Le langage lui-même est complice de ce théâtre. Il permet de dire la vérité tout en la dissimulant. Il autorise le mensonge sincère, l’aveu déguisé, la vérité masquée de manière à rester vivable. Ainsi, un patient peut dire la vérité en surface, tout en gardant intacts les ressorts inconscients de ses actes. C’est là que l’écoute attentive, celle qui ne croit pas au premier mot venu, devient un art. Entendre ce que l’autre ne sait pas qu’il dit. Lire entre les lignes du récit de soi ce que le passé a encore à dire.

C’est pourquoi certaines approches thérapeutiques jouent avec le langage, le retournent, le provoquent. Non pour humilier ou confronter gratuitement, mais pour faire émerger l’absurde des certitudes, déstabiliser les fictions trop bien ficelées. Le sens ne se donne pas, il se découpe dans l’inconfort, dans le déplacement, dans une parole qui trébuche. C’est souvent dans ces faux pas que surgit un éclat de réel.

Quand la parole ouvre un chemin

Il arrive qu’un mot, au détour d’une séance, fasse trembler toute la structure. Comme un grain de sable dans une mécanique trop huilée. Alors le sujet s’arrête, hésite, s’étonne de ce qu’il vient de dire. C’est dans ces moments-là que le passé se manifeste autrement : non plus comme une chaîne, mais comme une clef. Une ouverture. Une possibilité nouvelle.

L’hypnose, dans son approche la plus fine, travaille précisément à ce niveau. Elle ne cherche pas à faire disparaître les traces du passé. Elle les invite à parler autrement. À se raconter sous d’autres formes, à travers d’autres images, d’autres sensations. Elle crée un espace où le sujet peut revisiter ses mémoires sans s’y enliser. Non pour les effacer, mais pour les réécrire autrement. Le réel ne change pas, mais sa carte, elle, peut se redessiner.

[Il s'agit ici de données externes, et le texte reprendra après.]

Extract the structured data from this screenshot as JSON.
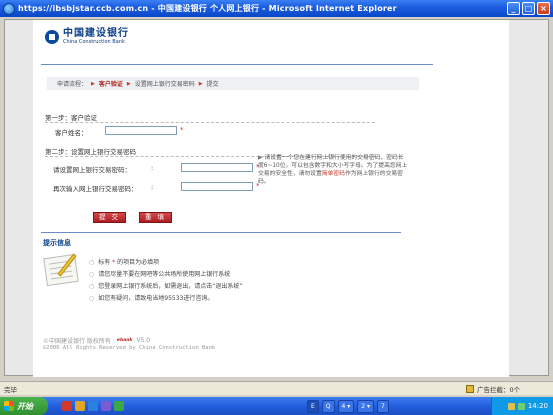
{
  "window": {
    "title": "https://ibsbjstar.ccb.com.cn - 中国建设银行 个人网上银行 - Microsoft Internet Explorer",
    "minimize": "_",
    "maximize": "□",
    "close": "×"
  },
  "logo": {
    "cn": "中国建设银行",
    "en": "China Construction Bank"
  },
  "breadcrumb": {
    "label": "申请流程：",
    "items": [
      "客户验证",
      "设置网上银行交易密码",
      "提交"
    ],
    "separator": "▶"
  },
  "step1": {
    "title": "第一步：客户验证",
    "name_label": "客户姓名："
  },
  "step2": {
    "title": "第二步：设置网上银行交易密码",
    "pwd_label": "请设置网上银行交易密码：",
    "pwd_confirm_label": "再次输入网上银行交易密码："
  },
  "required_mark": "*",
  "hint": {
    "arrow": "▶",
    "part1": "请设置一个您在建行网上银行使用的交易密码，密码长度6~10位，可以包含数字和大小写字母。为了提高您网上交易的安全性，请勿设置",
    "emphasis": "简单密码",
    "part2": "作为网上银行的交易密码。"
  },
  "buttons": {
    "submit": "提 交",
    "clear": "重 填"
  },
  "tips": {
    "title": "提示信息",
    "bullet": "○",
    "items": [
      {
        "pre": "标有 ",
        "mark": "*",
        "post": " 的项目为必填项"
      },
      {
        "pre": "请您尽量不要在网吧等公共场所使用网上银行系统",
        "mark": "",
        "post": ""
      },
      {
        "pre": "您登录网上银行系统后，如需退出，请点击“退出系统”",
        "mark": "",
        "post": ""
      },
      {
        "pre": "如您有疑问，请致电当地95533进行咨询。",
        "mark": "",
        "post": ""
      }
    ]
  },
  "footer": {
    "line1": "©中国建设银行 版权所有",
    "badge": "ebank",
    "version": "V5.0",
    "line2": "©2006 All Rights Reserved by China Construction Bank"
  },
  "status": {
    "text": "完毕",
    "popup": "广告拦截：0个"
  },
  "taskbar": {
    "start": "开始",
    "tasks": [
      "E",
      "Q",
      "4 ▾",
      "2 ▾",
      "7"
    ],
    "clock": "14:20"
  },
  "colors": {
    "accent": "#0b3f8a",
    "required": "#c0392b",
    "button": "#b3261e"
  }
}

Le changement, alors, n’est pas une rupture violente ni un reniement de ce qui a été. C’est une transmutation. Ce qui pesait devient ressource. Ce qui enfermait devient passage. Ce qui faisait douleur devient message.

À l’ombre des gares intérieures

Parfois, un homme passe devant une vieille gare désaffectée. Il s’arrête. Le bâtiment est délabré, les vitres brisées, les rails envahis par les herbes. Rien ne bouge, et pourtant il sent quelque chose. Comme un appel. Il croyait avoir oublié cet endroit. Mais en s’approchant, il entend un bruit. Quelque chose remue dans l’ancien guichet. Un souvenir ? Une peur ? Une version de lui laissée là, il y a longtemps ? Il ne sait pas. Mais il tend l’oreille. C’est le début d’un autre voyage.

L’hypnose propose parfois ce type de retour. Pas pour habiter les ruines, mais pour écouter ce qui y vibre encore. Pour rendre au passé ce qui lui revient, et reprendre ce qui peut encore servir. Le vrai changement n’est pas un oubli. C’est un dialogue, discret, entre le maintenant et l’autrefois.

Et si le passé ne dort jamais, peut-être suffit-il d’apprendre à l’écouter autrement.